Sunday 3 December 2017

The Little Grebe under the willow tree near the bridge caught a perch which it just managed to swallow.

Usually Little Grebes circulate round the lake, but this one seems to have found a good spot and is staying there.

Just the other side of the bridge, a Cormorant was fishing over the wire baskets of twigs which serve as a fish hatchery. But this area is pretty well fished out, and it didn't catch anything while I was there.

The same Cormorant balanced precariously as it walked up a chain to get on to a post.

Another was drying its wings on the fallen chestnut tree near Peter Pan, ignoring the drizzle which was probably making them wetter.

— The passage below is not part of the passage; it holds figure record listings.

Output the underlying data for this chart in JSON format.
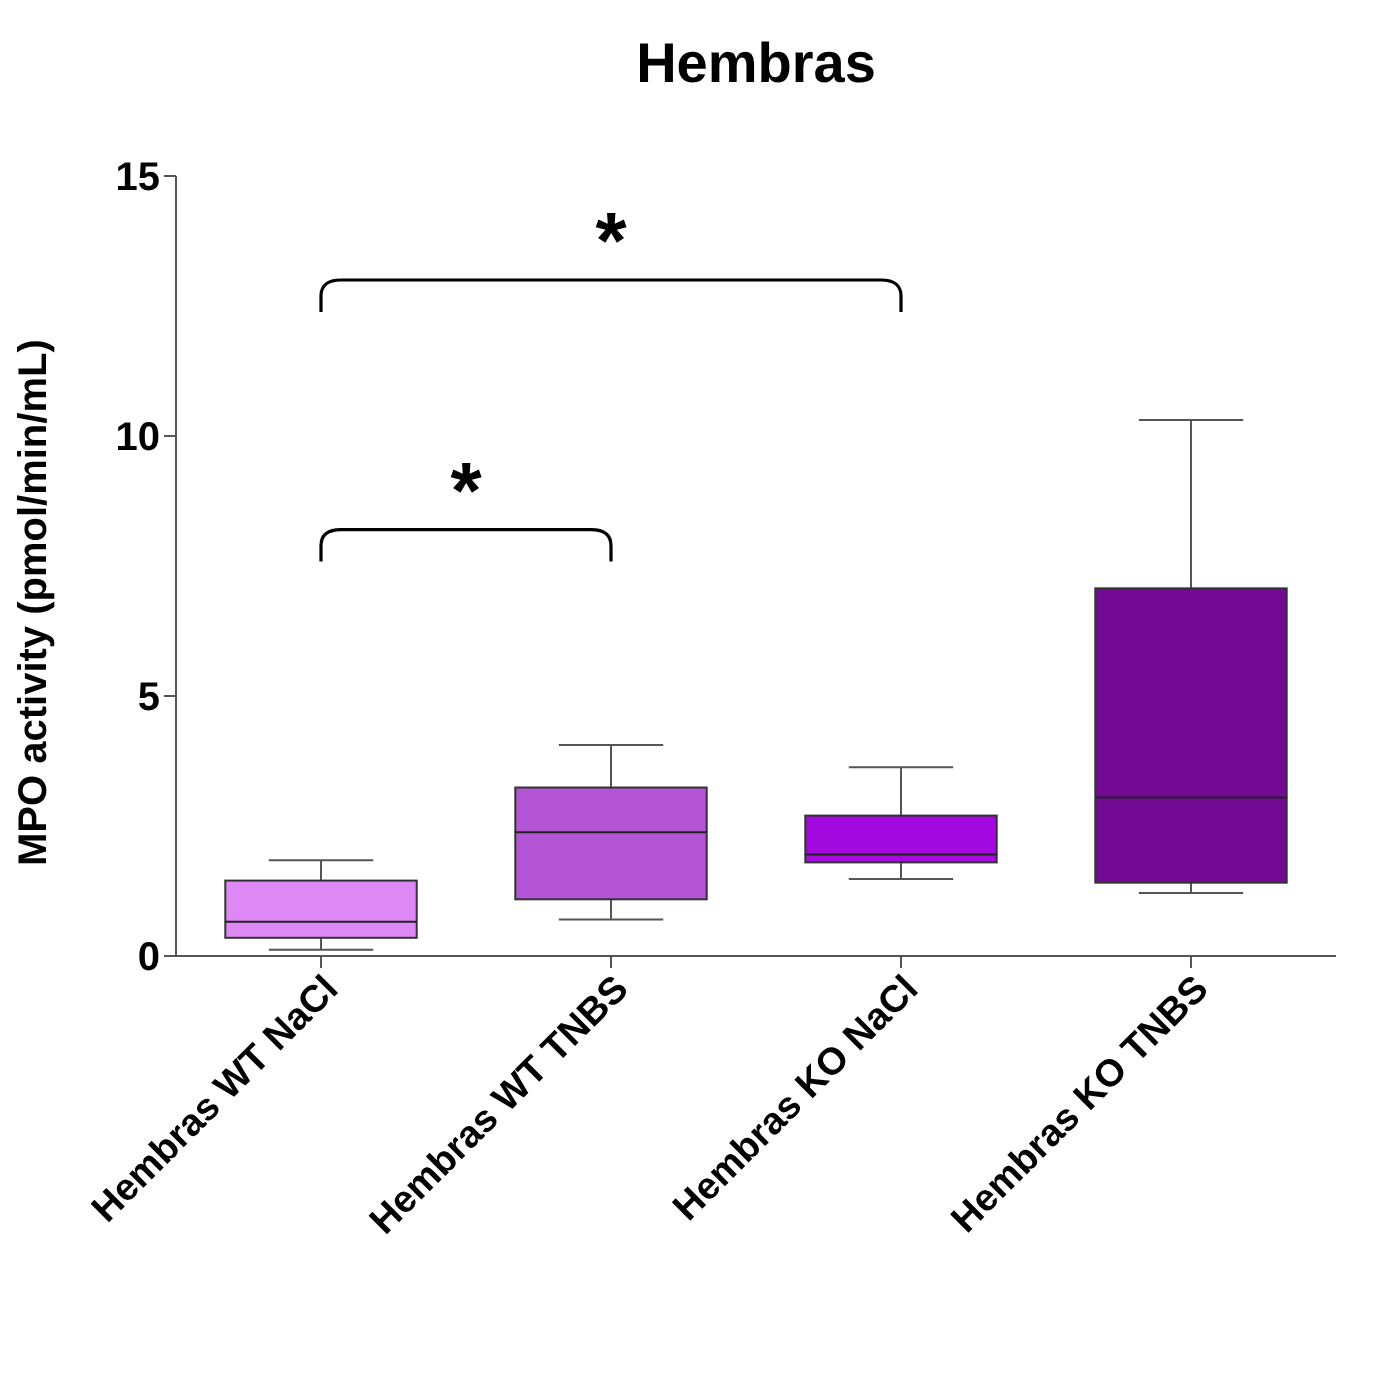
{
  "chart_data": {
    "type": "box",
    "title": "Hembras",
    "ylabel": "MPO activity (pmol/min/mL)",
    "categories": [
      "Hembras WT NaCl",
      "Hembras WT TNBS",
      "Hembras KO NaCl",
      "Hembras KO TNBS"
    ],
    "colors": [
      "#dd88f5",
      "#b455d6",
      "#a30ae0",
      "#730a94"
    ],
    "boxes": [
      {
        "low": 0.12,
        "q1": 0.35,
        "median": 0.66,
        "q3": 1.45,
        "high": 1.84
      },
      {
        "low": 0.7,
        "q1": 1.09,
        "median": 2.38,
        "q3": 3.24,
        "high": 4.06
      },
      {
        "low": 1.48,
        "q1": 1.8,
        "median": 1.95,
        "q3": 2.7,
        "high": 3.63
      },
      {
        "low": 1.21,
        "q1": 1.41,
        "median": 3.05,
        "q3": 7.07,
        "high": 10.31
      }
    ],
    "ylim": [
      0,
      15
    ],
    "yticks": [
      0,
      5,
      10,
      15
    ],
    "annotations": [
      "*",
      "*"
    ]
  }
}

At the island, the Grey Heron was on the nest again.

The pair really do seem to be reclaiming it, long before the breeding season. Its mate was in the water below, getting out of its depth. Herons can swim, but not well and they avoid it if possible.

Most of the Herring Gulls on the Serpentine are young, first- or second-winter birds. This must reflect prodigious breeding success at the nearby nest sites in Paddington.

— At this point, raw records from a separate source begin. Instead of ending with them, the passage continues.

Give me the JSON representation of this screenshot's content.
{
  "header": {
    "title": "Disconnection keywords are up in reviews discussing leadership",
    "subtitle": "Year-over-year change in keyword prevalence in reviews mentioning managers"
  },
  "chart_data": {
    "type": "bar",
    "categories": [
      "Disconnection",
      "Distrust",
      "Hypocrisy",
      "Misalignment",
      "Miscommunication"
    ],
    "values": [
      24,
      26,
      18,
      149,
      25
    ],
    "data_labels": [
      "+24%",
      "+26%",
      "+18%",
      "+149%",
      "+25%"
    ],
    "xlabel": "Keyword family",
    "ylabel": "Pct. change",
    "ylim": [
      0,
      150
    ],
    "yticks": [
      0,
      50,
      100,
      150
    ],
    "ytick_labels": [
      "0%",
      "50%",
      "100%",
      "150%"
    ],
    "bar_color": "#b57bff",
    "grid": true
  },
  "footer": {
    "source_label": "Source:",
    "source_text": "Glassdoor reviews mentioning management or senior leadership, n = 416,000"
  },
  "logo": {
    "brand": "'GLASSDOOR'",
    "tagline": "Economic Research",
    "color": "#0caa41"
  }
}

At the Vista, the pale Mallard drake was beside a normal one. Ducks, like most birds, have two forms of the dark pigment melanin, one of them black (eumelanin) and the other reddish (phaeomelanin). This bird has low levels of the first. The technical name for this colour variation is, very obviously, 'brown'. The mutation has also reduced the iridescence of his head, which is a dull brownish green without much shine.

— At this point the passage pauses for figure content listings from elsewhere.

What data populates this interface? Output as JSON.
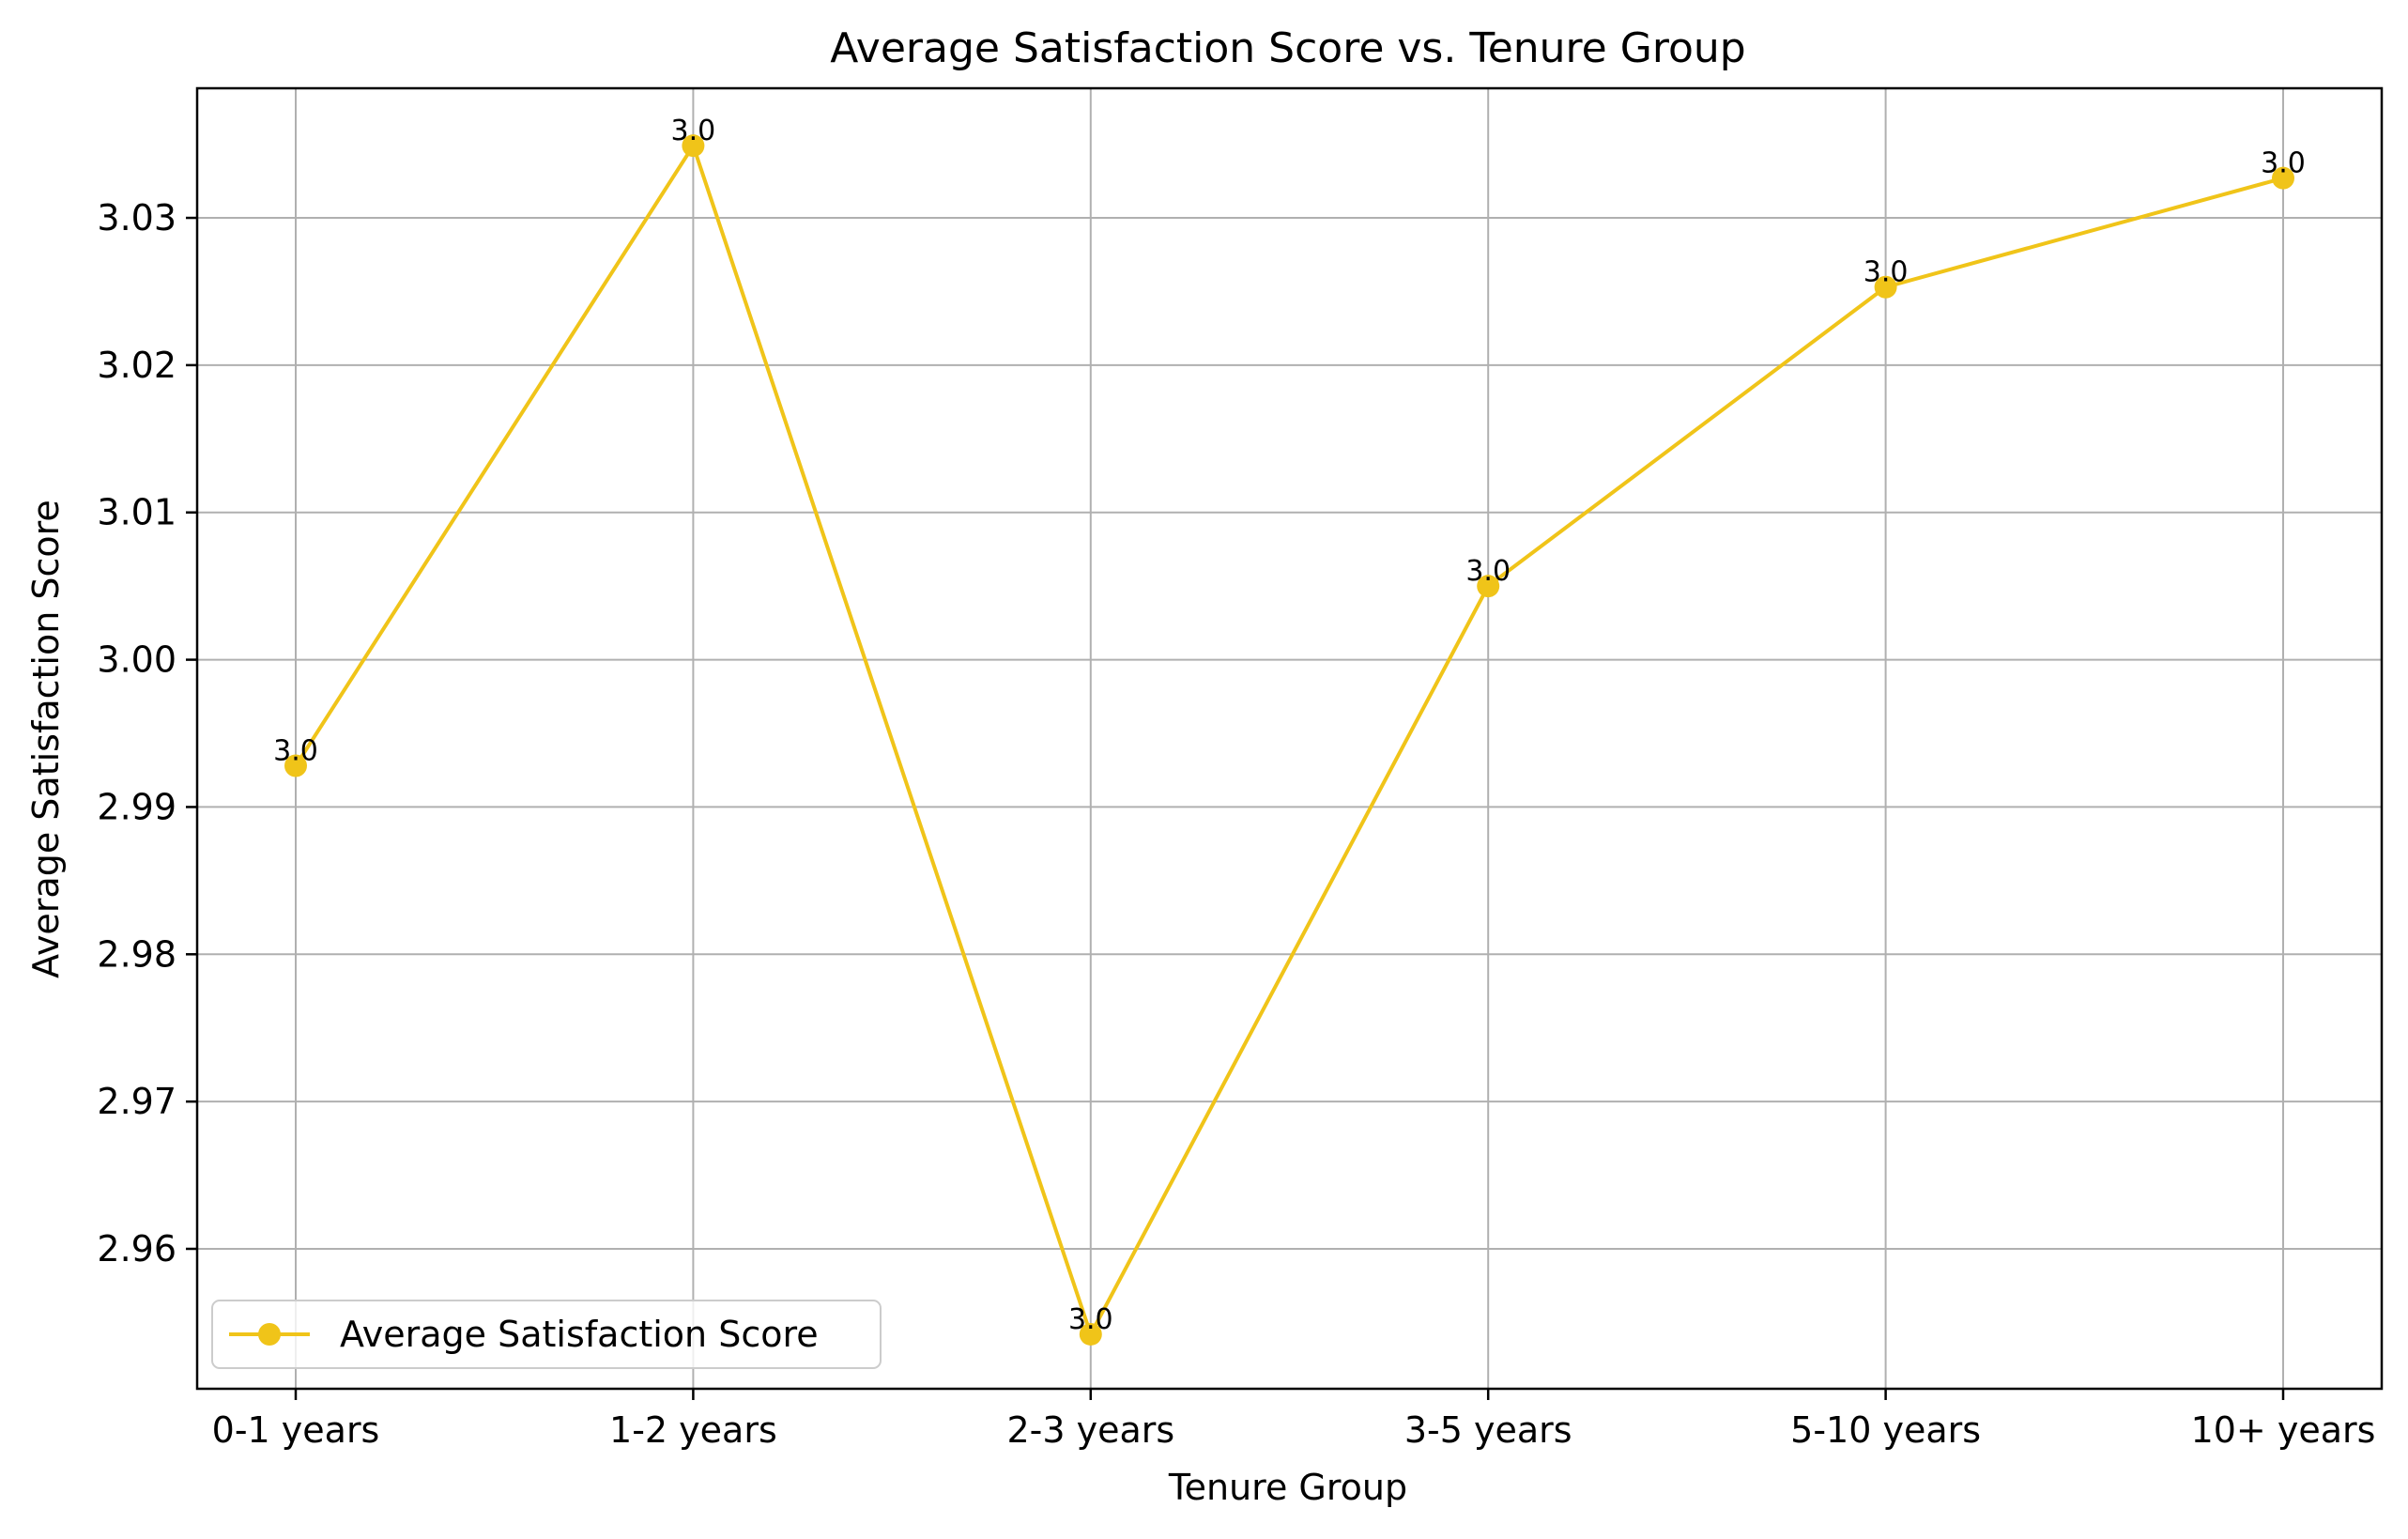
{
  "chart_data": {
    "type": "line",
    "title": "Average Satisfaction Score vs. Tenure Group",
    "xlabel": "Tenure Group",
    "ylabel": "Average Satisfaction Score",
    "categories": [
      "0-1 years",
      "1-2 years",
      "2-3 years",
      "3-5 years",
      "5-10 years",
      "10+ years"
    ],
    "series": [
      {
        "name": "Average Satisfaction Score",
        "values": [
          2.9928,
          3.0349,
          2.9542,
          3.005,
          3.0253,
          3.0327
        ],
        "labels": [
          "3.0",
          "3.0",
          "3.0",
          "3.0",
          "3.0",
          "3.0"
        ],
        "color": "#f0c419"
      }
    ],
    "yticks": [
      2.96,
      2.97,
      2.98,
      2.99,
      3.0,
      3.01,
      3.02,
      3.03
    ],
    "ytick_labels": [
      "2.96",
      "2.97",
      "2.98",
      "2.99",
      "3.00",
      "3.01",
      "3.02",
      "3.03"
    ],
    "ylim": [
      2.9505,
      3.0388
    ],
    "grid": true,
    "legend_position": "lower-left",
    "grid_color": "#b0b0b0",
    "axis_color": "#000000"
  }
}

At the island, a pair of Shovellers confronted each other. It was not a loving greeting, because a moment later the female rushed away frantically.

A pair of Rose-Ringed Parakeets had a similar meeting in a tree near the bridge. Again, it was the female who flew off.

The female Little Owl near the Henry Moore sculpture was sitting out in the rain. She is a tougher bird than the other Little Owls, who retreat into their holes at the first sign of foul weather.

This Carrion Crow was on the edge of the lake near the Winter Wasteland. I couldn't work out what it was eating, but it seemed very intent on it and was keeping another crow away. Looking closely at the picture showed that it was a roasted chestnut -- no wonder the crow was so keen on it.

A Robin sang furiously in the Rose Garden, defending its territory from another only a few yards away.

A Wren stared at the camera from a bush in the reed bed at the east end of the Serpentine. There's a large colony of Wrens in this area.

We must have a picture of a Blue Tit occasionally, just as a reminder of how pretty they are.


  1. That is a very large fish the Little Grebe is trying to eat. Little Grebes always surprise me.

    I wish all duels were as pretty and aesthetically pleasing as the one the Robins are carrying on. I know, to them it's quite serious business. It's a bit of cognitive dissonance for me.

    Wrens seem to be doing very well in the park!

    1. The smallest birds, such as Wrens and Goldcrests, are doing well because there have been several successive mild winters with only a few frosty days.